Seeking a consensus on the past

By Gerry Adams (for Leargas)

Dealing with the past and the issue of truth recovery arising from the conflict has become increasingly fraught. This is largely down to the failure of the British government to face up to this issue in a way that provides victims with the best opportunity to achieve truth.

Regular readers will know this blog facilitated a meeting between the Ballymurphy Massacre families and the British Secretary of State Owen Paterson at the beginning of October. The families want truth and an international independent investigation.

And like the Omagh families who met Paterson two weeks earlier, they left dissatisfied with the British government response.

A Sinn Féin delegation also did a meeting with Paterson to discuss how the issue of the past and of truth recovery can best be dealt with.

Our meeting was one of a series Paterson was doing with all of the parties as the British government prepares to set out its position on the Eames Bradley report sometime in the new year.

Regrettably the forty year record of the British government’s approach to dealing with the past and truth recovery does not bode well for a positive outcome.

For example, in May 2006 the then British Secretary of State, Paul Murphy, visited South Africa to examine how they tackled this matter after apartheid.

The Historic Enquiries Team of the PSNI was set up. Murphy’s successor Peter Hain established the Eames/Bradley process. Then the Victims’ Commissioners published a report. This recommends that a consensus is needed to deal with the issues involved.

Spokespersons for the British Government have supported this position. They point to the wide spectrum of responses to the Eames/Bradley propositions as the rationale for that.

But what sort of consensus? Is it possible to have a consensus between Colonel J, who ran the Force Reconnaissance Unit for the British state and which counts among its victims Pat Finucane, and the victims and families of collusion?

Is it possible to have a consensus between British Army, British intelligence, their allies in the unionist deaths squads and the victims and families of these groups?

Is it possible to achieve a consensus between those who blindly supported everything the RUC and UDR did and the nationalist population who suffered gravely from these activities?

Is it possible to have a consensus between the British Government and former IRA combatants or those who were victim of IRA actions?

The reality is that there was and is no prospect of achieving a consensus between all of these. This much was evident in the spectrum of responses to the Eames/Bradley propositions which came from a body set up exclusively by the major protagonist in the conflict, the British Government.

This blog is for a consensus. But no truth recovery process whose remit is set by any of the protagonists will secure the necessary consensus. So how do we move this very important and difficult issue forward.

I believe the consensus we must first achieve is one which accepts the centrality of independence.

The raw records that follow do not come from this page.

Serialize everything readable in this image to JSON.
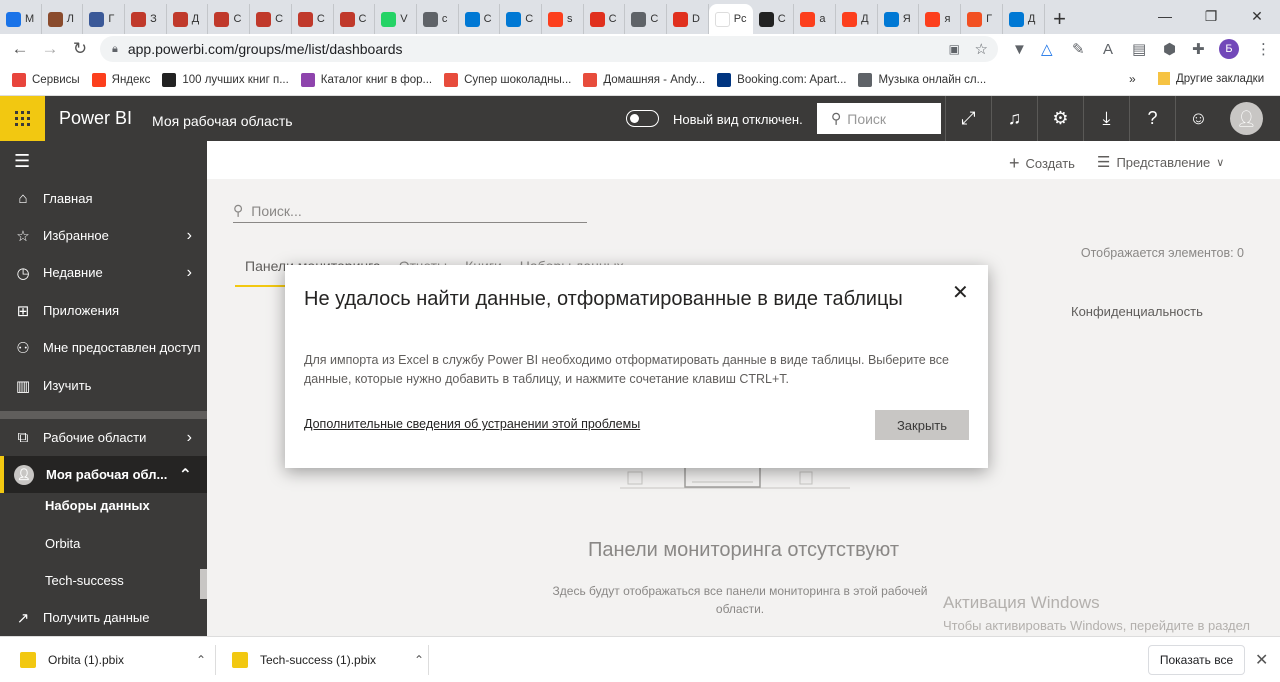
{
  "browser": {
    "tabs": [
      {
        "label": "М",
        "color": "#1a73e8"
      },
      {
        "label": "Л",
        "color": "#8a4b2d"
      },
      {
        "label": "Г",
        "color": "#3b5998"
      },
      {
        "label": "З",
        "color": "#c0392b"
      },
      {
        "label": "Д",
        "color": "#c0392b"
      },
      {
        "label": "С",
        "color": "#c0392b"
      },
      {
        "label": "С",
        "color": "#c0392b"
      },
      {
        "label": "С",
        "color": "#c0392b"
      },
      {
        "label": "С",
        "color": "#c0392b"
      },
      {
        "label": "V",
        "color": "#25d366"
      },
      {
        "label": "c",
        "color": "#5f6368"
      },
      {
        "label": "С",
        "color": "#0078d4"
      },
      {
        "label": "С",
        "color": "#0078d4"
      },
      {
        "label": "s",
        "color": "#fc3f1d"
      },
      {
        "label": "С",
        "color": "#e0301e"
      },
      {
        "label": "С",
        "color": "#5f6368"
      },
      {
        "label": "D",
        "color": "#e0301e"
      },
      {
        "label": "Pc",
        "color": "#ffffff",
        "active": true
      },
      {
        "label": "С",
        "color": "#222222"
      },
      {
        "label": "a",
        "color": "#fc3f1d"
      },
      {
        "label": "Д",
        "color": "#fc3f1d"
      },
      {
        "label": "Я",
        "color": "#0078d4"
      },
      {
        "label": "я",
        "color": "#fc3f1d"
      },
      {
        "label": "Г",
        "color": "#f25022"
      },
      {
        "label": "Д",
        "color": "#0078d4"
      }
    ],
    "active_tab_close": "✕",
    "new_tab": "+",
    "window_controls": [
      "—",
      "❐",
      "✕"
    ],
    "url": "app.powerbi.com/groups/me/list/dashboards",
    "profile_initial": "Б",
    "bookmarks": [
      {
        "label": "Сервисы",
        "color": "#e8453c"
      },
      {
        "label": "Яндекс",
        "color": "#fc3f1d"
      },
      {
        "label": "100 лучших книг п...",
        "color": "#222222"
      },
      {
        "label": "Каталог книг в фор...",
        "color": "#8e44ad"
      },
      {
        "label": "Супер шоколадны...",
        "color": "#e74c3c"
      },
      {
        "label": "Домашняя - Andy...",
        "color": "#e74c3c"
      },
      {
        "label": "Booking.com: Apart...",
        "color": "#003580"
      },
      {
        "label": "Музыка онлайн сл...",
        "color": "#5f6368"
      }
    ],
    "bookmarks_more": "»",
    "other_bookmarks": "Другие закладки"
  },
  "header": {
    "brand": "Power BI",
    "workspace": "Моя рабочая область",
    "toggle_label": "Новый вид отключен.",
    "search_placeholder": "Поиск"
  },
  "sidebar": {
    "items": [
      {
        "label": "Главная",
        "icon": "⌂"
      },
      {
        "label": "Избранное",
        "icon": "☆",
        "chevron": "›"
      },
      {
        "label": "Недавние",
        "icon": "◷",
        "chevron": "›"
      },
      {
        "label": "Приложения",
        "icon": "⊞"
      },
      {
        "label": "Мне предоставлен доступ",
        "icon": "⚇"
      },
      {
        "label": "Изучить",
        "icon": "▥"
      },
      {
        "label": "Рабочие области",
        "icon": "⧉",
        "chevron": "›"
      },
      {
        "label": "Моя рабочая обл...",
        "chevron": "⌃"
      },
      {
        "label": "Наборы данных"
      },
      {
        "label": "Orbita"
      },
      {
        "label": "Tech-success"
      },
      {
        "label": "Получить данные",
        "icon": "↗"
      }
    ]
  },
  "main": {
    "create_label": "Создать",
    "view_label": "Представление",
    "search_placeholder": "Поиск...",
    "items_count": "Отображается элементов: 0",
    "tabs": [
      "Панели мониторинга",
      "Отчеты",
      "Книги",
      "Наборы данных"
    ],
    "privacy_header": "Конфиденциальность",
    "empty_title": "Панели мониторинга отсутствуют",
    "empty_desc": "Здесь будут отображаться все панели мониторинга в этой рабочей области."
  },
  "modal": {
    "title": "Не удалось найти данные, отформатированные в виде таблицы",
    "body": "Для импорта из Excel в службу Power BI необходимо отформатировать данные в виде таблицы. Выберите все данные, которые нужно добавить в таблицу, и нажмите сочетание клавиш CTRL+T.",
    "link": "Дополнительные сведения об устранении этой проблемы",
    "close_button": "Закрыть"
  },
  "activation": {
    "title": "Активация Windows",
    "text": "Чтобы активировать Windows, перейдите в раздел \"Параметры\"."
  },
  "downloads": {
    "files": [
      "Orbita (1).pbix",
      "Tech-success (1).pbix"
    ],
    "show_all": "Показать все"
  }
}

That is, independence both in the design of a future truth recovery process and in the implementation of the detail of such a process.

Moreover the reality is that participation in such a process will only work on the basis of voluntary participation. This will be regardless of any powers conferred on a body to compel persons to give evidence or produce papers; and regardless of powers of sanction in the event of failure to comply with such a demand.

Victims, their families and the wider public will make their own judgements on responses to the issue of cooperation with a fair and inclusive truth recovery process independently designed and implemented.

In keeping with all of this it is clear that an Independent International Truth Commission is required. Independence is key because truth recovery cannot be dealt with through a British or Unionist prism or, for that matter, through an Irish republican prism.

Clearly an effective truth recovery process is dependent on full and voluntary cooperation by all relevant parties. Any body charged with this onerous task:

- should have a remit to inquire into the extent and patterns of past violations as well as their causes and consequences;

- should examine and report on institutional and collective responsibility, and

- must be independent of the state, combatant groups, political parties, and economic interests.

The Irish and British Governments should authorise a reputable body, such as the United Nations, to devise and implement all measures and processes necessary to achieve:

- the independence of the Commission;

- effective independent truth recovery methods, and

- the public reporting of its findings, conclusions and recommendations.

This should be underpinned by the two Governments in legislation.

There should be no hierarchy of victims. All processes should be victim centred and should deal with all victims of the conflict on the basis of equality and fairness.

There are vested interests who do not want truth and who will be opposed to the creation of a meaningful truth recovery process. The disgraceful wrangling over the Eames/Bradley proposals for a recognition payment and the definition of a victim are examples of this.